Something to note is that this proxy will not work with subscription which are using websocket. So to make it works I added an other file pages/api/graphql-ws.js with

import proxy from 'http-proxy-middleware';
import express from 'express';
import auth0 from '../../utils/auth0';

const app = express();

app.use('*', async (req, _, next) => {
  const session = await auth0.getSession(req);

  const wsProxy = proxy({
    target: process.env.GRAPHQL_URL,
    changeOrigin: true,
    logLevel: 'debug',
    ws: true,
    timeout: 30000,
    proxyTimeout: 30000,
    pathRewrite: {
      '^/api/graphql-ws': ''
    },
    onProxyReqWs: proxyReq => {
      if (session) {
        proxyReq.setHeader('Authorization', `Bearer ${session.idToken}`);
      }
    }
  });

  app.on('upgrade', wsProxy.upgrade);

  return wsProxy(req, _, next);
});

export default app;`

thanks for this example, could you show how you are calling your websocket proxy route graphql-ws endpoint client side? I'm using Apollo's GraphQLWSLink which requires a full websocket url, if I pass /api/graphql-ws is throws Failed to construct 'WebSocket': The URL '/api/graphql-ws' is invalid.

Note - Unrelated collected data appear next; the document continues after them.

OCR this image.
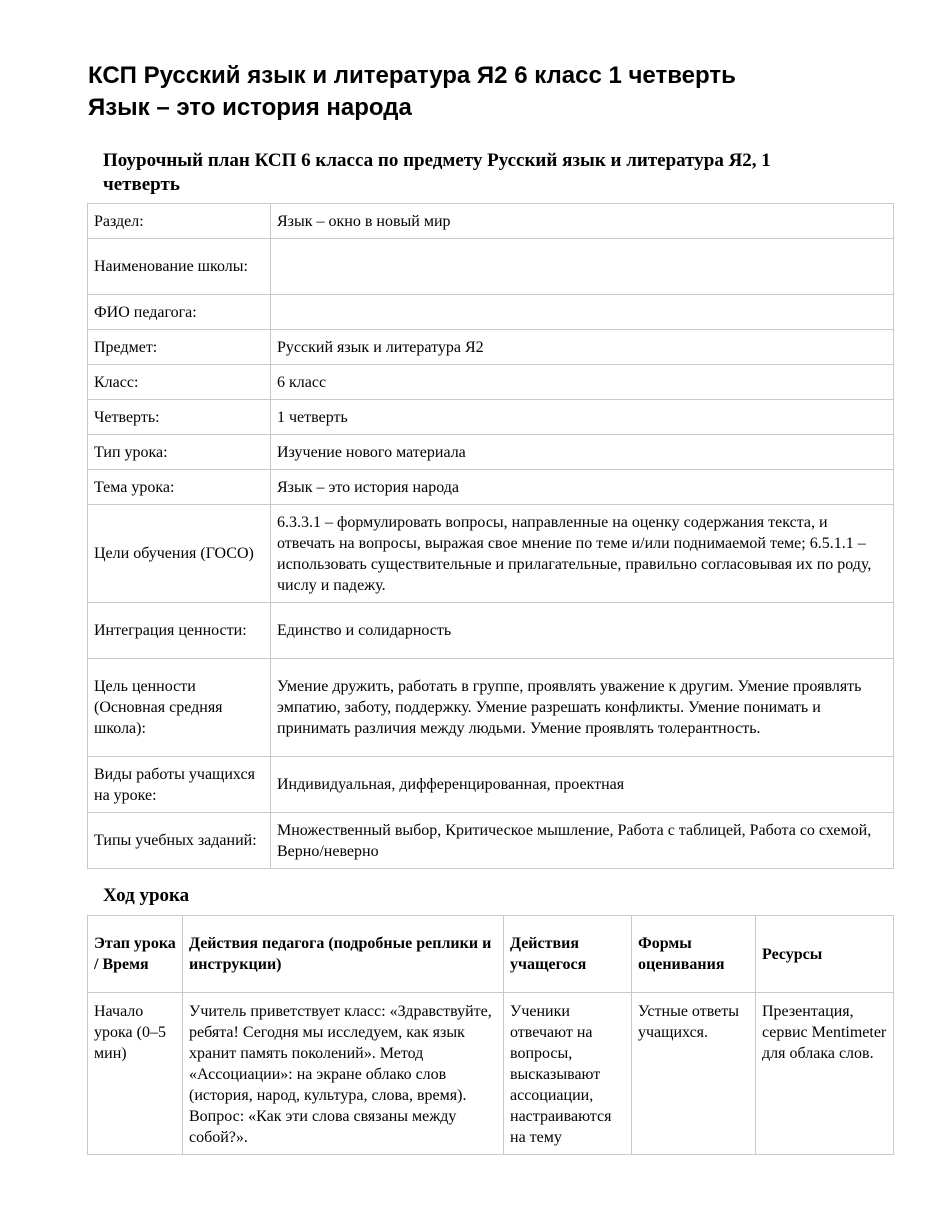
КСП Русский язык и литература Я2 6 класс 1 четверть
Язык – это история народа
Поурочный план КСП 6 класса по предмету Русский язык и литература Я2, 1
четверть
Раздел:	Язык – окно в новый мир
Наименование школы:	
ФИО педагога:	
Предмет:	Русский язык и литература Я2
Класс:	6 класс
Четверть:	1 четверть
Тип урока:	Изучение нового материала
Тема урока:	Язык – это история народа
Цели обучения (ГОСО)	6.3.3.1 – формулировать вопросы, направленные на оценку содержания текста, и отвечать на вопросы, выражая свое мнение по теме и/или поднимаемой теме; 6.5.1.1 – использовать существительные и прилагательные, правильно согласовывая их по роду, числу и падежу.
Интеграция ценности:	Единство и солидарность
Цель ценности (Основная средняя школа):	Умение дружить, работать в группе, проявлять уважение к другим. Умение проявлять эмпатию, заботу, поддержку. Умение разрешать конфликты. Умение понимать и принимать различия между людьми. Умение проявлять толерантность.
Виды работы учащихся на уроке:	Индивидуальная, дифференцированная, проектная
Типы учебных заданий:	Множественный выбор, Критическое мышление, Работа с таблицей, Работа со схемой, Верно/неверно
Ход урока
Этап урока / Время	Действия педагога (подробные реплики и инструкции)	Действия учащегося	Формы оценивания	Ресурсы
Начало урока (0–5 мин)	Учитель приветствует класс: «Здравствуйте, ребята! Сегодня мы исследуем, как язык хранит память поколений». Метод «Ассоциации»: на экране облако слов (история, народ, культура, слова, время). Вопрос: «Как эти слова связаны между собой?».	Ученики отвечают на вопросы, высказывают ассоциации, настраиваются на тему	Устные ответы учащихся.	Презентация, сервис Mentimeter для облака слов.
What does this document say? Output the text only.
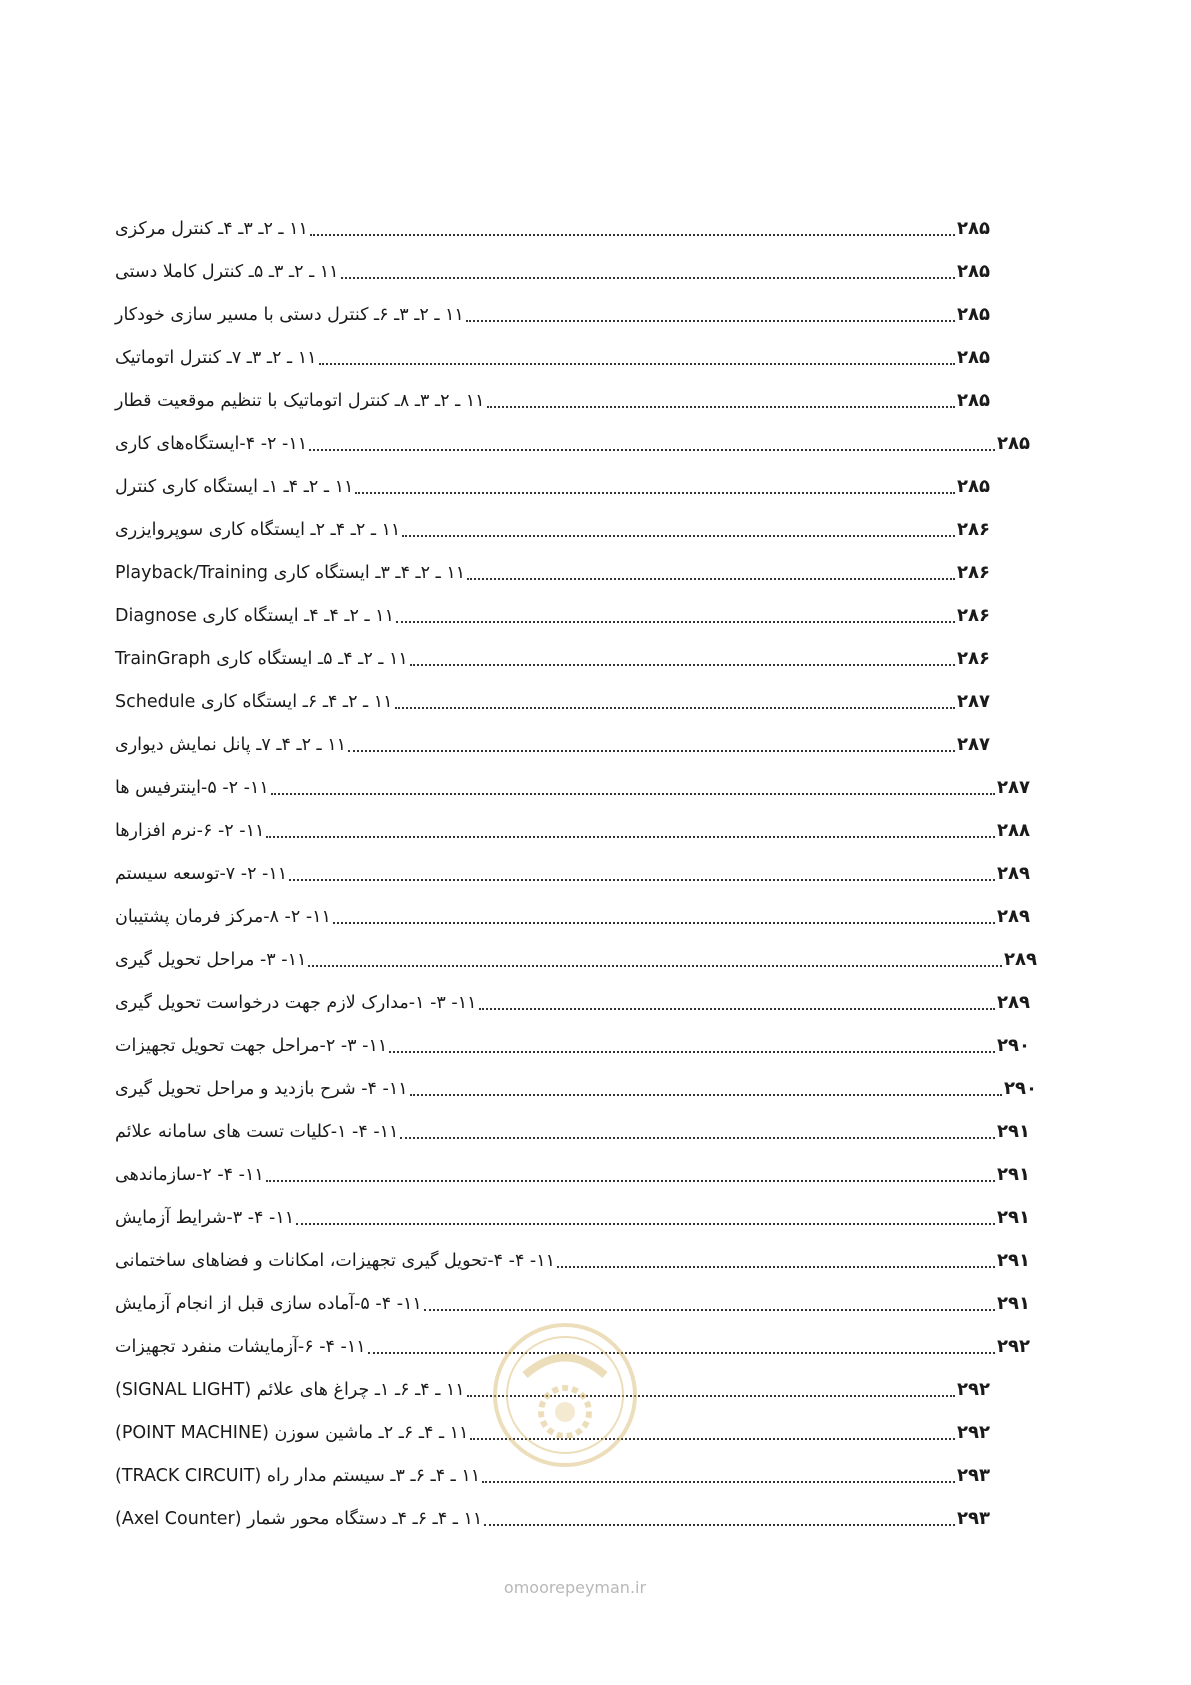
۱۱ ـ ۲ـ ۳ـ ۴ـ کنترل مرکزی	۲۸۵
۱۱ ـ ۲ـ ۳ـ ۵ـ کنترل کاملا دستی	۲۸۵
۱۱ ـ ۲ـ ۳ـ ۶ـ کنترل دستی با مسیر سازی خودکار	۲۸۵
۱۱ ـ ۲ـ ۳ـ ۷ـ کنترل اتوماتیک	۲۸۵
۱۱ ـ ۲ـ ۳ـ ۸ـ کنترل اتوماتیک با تنظیم موقعیت قطار	۲۸۵
۱۱- ۲- ۴-ایستگاه‌های کاری	۲۸۵
۱۱ ـ ۲ـ ۴ـ ۱ـ ایستگاه کاری کنترل	۲۸۵
۱۱ ـ ۲ـ ۴ـ ۲ـ ایستگاه کاری سوپروایزری	۲۸۶
۱۱ ـ ۲ـ ۴ـ ۳ـ ایستگاه کاری Playback/Training	۲۸۶
۱۱ ـ ۲ـ ۴ـ ۴ـ ایستگاه کاری Diagnose	۲۸۶
۱۱ ـ ۲ـ ۴ـ ۵ـ ایستگاه کاری TrainGraph	۲۸۶
۱۱ ـ ۲ـ ۴ـ ۶ـ ایستگاه کاری Schedule	۲۸۷
۱۱ ـ ۲ـ ۴ـ ۷ـ پانل نمایش دیواری	۲۸۷
۱۱- ۲- ۵-اینترفیس ها	۲۸۷
۱۱- ۲- ۶-نرم افزارها	۲۸۸
۱۱- ۲- ۷-توسعه سیستم	۲۸۹
۱۱- ۲- ۸-مرکز فرمان پشتیبان	۲۸۹
۱۱- ۳- مراحل تحویل گیری	۲۸۹
۱۱- ۳- ۱-مدارک لازم جهت درخواست تحویل گیری	۲۸۹
۱۱- ۳- ۲-مراحل جهت تحویل تجهیزات	۲۹۰
۱۱- ۴- شرح بازدید و مراحل تحویل گیری	۲۹۰
۱۱- ۴- ۱-کلیات تست های سامانه علائم	۲۹۱
۱۱- ۴- ۲-سازماندهی	۲۹۱
۱۱- ۴- ۳-شرایط آزمایش	۲۹۱
۱۱- ۴- ۴-تحویل گیری تجهیزات، امکانات و فضاهای ساختمانی	۲۹۱
۱۱- ۴- ۵-آماده سازی قبل از انجام آزمایش	۲۹۱
۱۱- ۴- ۶-آزمایشات منفرد تجهیزات	۲۹۲
۱۱ ـ ۴ـ ۶ـ ۱ـ چراغ های علائم (SIGNAL LIGHT)	۲۹۲
۱۱ ـ ۴ـ ۶ـ ۲ـ ماشین سوزن (POINT MACHINE)	۲۹۲
۱۱ ـ ۴ـ ۶ـ ۳ـ سیستم مدار راه (TRACK CIRCUIT)	۲۹۳
۱۱ ـ ۴ـ ۶ـ ۴ـ دستگاه محور شمار (Axel Counter)	۲۹۳
omoorepeyman.ir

my websocket looks like this

new GraphQLWsLink( createClient({ url: '/api/graphql-ws' }) );

liamlows commented 6 months ago

Hello @vgrafe I have a pages/api/graphql.js file with something like this:

import proxy from 'http-proxy-middleware';
import express from 'express';
import auth0 from '../../utils/auth0';

const app = express();

app.use('*', async (req, _, next) => {
  const session = = await auth0.getSession(req);

  return proxy({
    target: process.env.GRAPHQL_URL,
    changeOrigin: true,
    proxyTimeout: 5000,
    secure: false,
    headers: {
      Connection: 'keep-alive'
    },
    pathRewrite: {
      '^/api/graphql': ''
    },
    onError: (err, req, res) => {
      console.log('err', err, res.data);
      res.writeHead(500, {
        'Content-Type': 'text/plain'
      });
      res.end(
        'Something went wrong. And we are reporting a custom error message.'
      );
    },
    onProxyReq: async (proxyReq, req, res) => {
      if (session) {
        proxyReq.setHeader('Authorization', `Bearer ${session.idToken}`);
      }

      if (req.body) {
        let bodyData = JSON.stringify(req.body);
        // incase if content-type is application/x-www-form-urlencoded -> we need to change to application/json
        proxyReq.setHeader('Content-Type', 'application/json');
        proxyReq.setHeader('Content-Length', Buffer.byteLength(bodyData));
        // stream the content
        proxyReq.write(bodyData);
      }
    }
  })(req, _, next);
});

export default app;

Then you just need to call api/graphql as graphql endpoint without taking care at all of the bearer token. Something to note is that this proxy will not work with subscription which are using websocket. So to make it works I added an other file pages/api/graphql-ws.js with

import proxy from 'http-proxy-middleware';
import express from 'express';
import auth0 from '../../utils/auth0';

const app = express();

app.use('*', async (req, _, next) => {
  const session = await auth0.getSession(req);

  const wsProxy = proxy({
    target: process.env.GRAPHQL_URL,
    changeOrigin: true,
    logLevel: 'debug',
    ws: true,
    timeout: 30000,
    proxyTimeout: 30000,
    pathRewrite: {
      '^/api/graphql-ws': ''
    },
    onProxyReqWs: proxyReq => {
      if (session) {
        proxyReq.setHeader('Authorization', `Bearer ${session.idToken}`);
      }
    }
  });

  app.on('upgrade', wsProxy.upgrade);

  return wsProxy(req, _, next);
});

export default app;`

thanks for this example, could you show how you are calling your websocket proxy route graphql-ws endpoint client side? I'm using Apollo's GraphQLWSLink which requires a full websocket url, if I pass /api/graphql-ws is throws Failed to construct 'WebSocket': The URL '/api/graphql-ws' is invalid.

my websocket looks like this

new GraphQLWsLink( createClient({ url: '/api/graphql-ws' }) );

Did you ever find a way to do this proxy with the websocket url? We are facing the same issue now and due to the library only accepting websocket URLs we cannot proxy any of the traffic through nextjs api/rewrites/middleware.